Chang Gung University, Taiwan
Title: A preliminary finding of implementing community-based hospice palliative care
Biography: Lai-Chu See
Background: Hospice palliative care is a type of care that focuses on the palliation of a terminally ill patient's pain and symptoms, provides support to the emotional and spiritual needs for the patients and their family, and assists their family to cope with patients’ dying. Because the shortage of hospice wards, the Public Health Department of New Taipei City Government initiated a program of community-based hospice palliative care since July 2013. Aims: To revise the program of community-based hospice palliative care by performing a questionnaire survey to those who received the service in New Taipei City from July to December, 2013. Methods: Secondary data analysis was performed and descriptive statistics was mainly used. Results: Data of 40 patients (54.1%) who completed the service were used for this study. Cancer was the predominant disease (72.5%) among these patients.
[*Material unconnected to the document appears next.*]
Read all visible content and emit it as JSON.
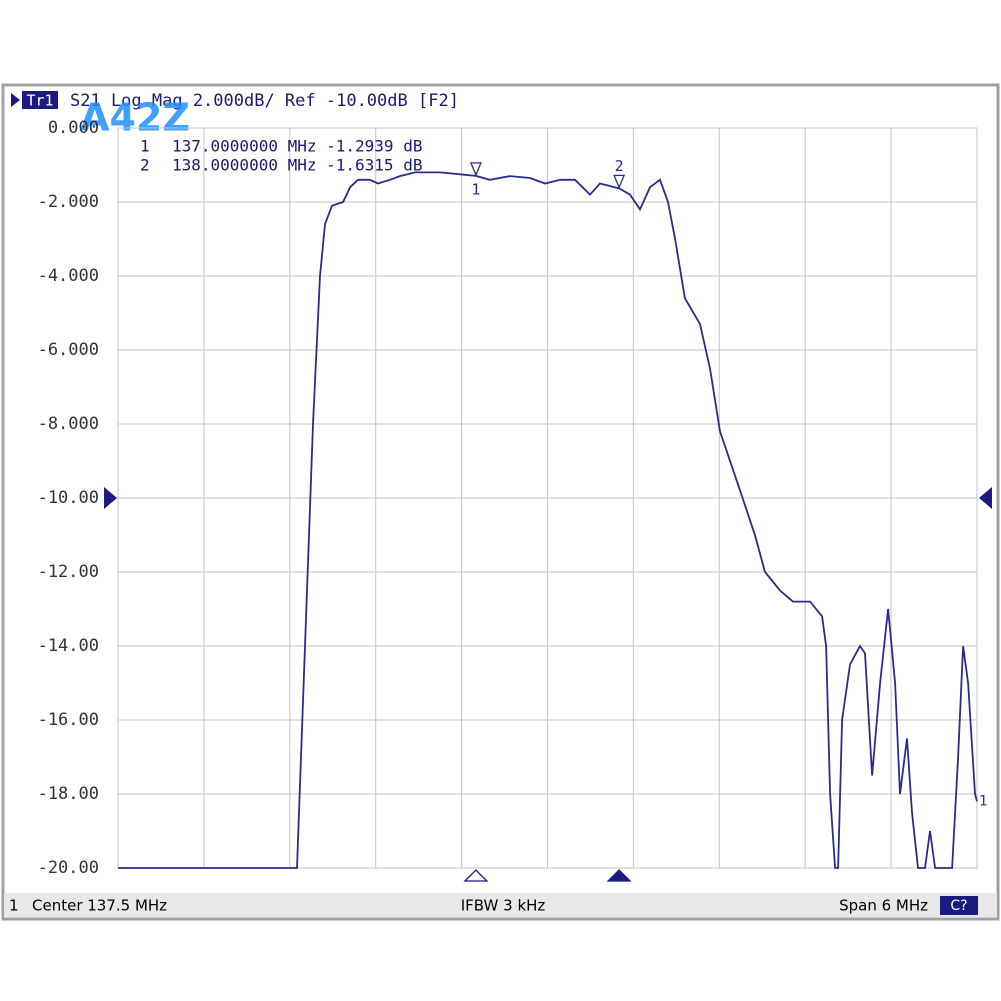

Two-third had signed the consent form of not resuscitating and not applying life-sustaining medical treatment, respectively, and only 20.0% had signed the form of hospice service in advance. Support and listening was needed most (patients 50.0%, family 66.7%), followed by explaining the disease status and prognosis (patients 29.2%, family 45.8%), assisting accomplishment of patients’ wish (patients 20.8%, family 20.8%). Many items in preparation of good death was accomplished. Status of physical, emotion, spirit were worse before death. Most families were satisfied with the service. Conclusion: Community-based hospice palliative care is an option for terminally-ill patients. Support, listening, explaining the disease status and prognosis are the major needs but with low accomplishment.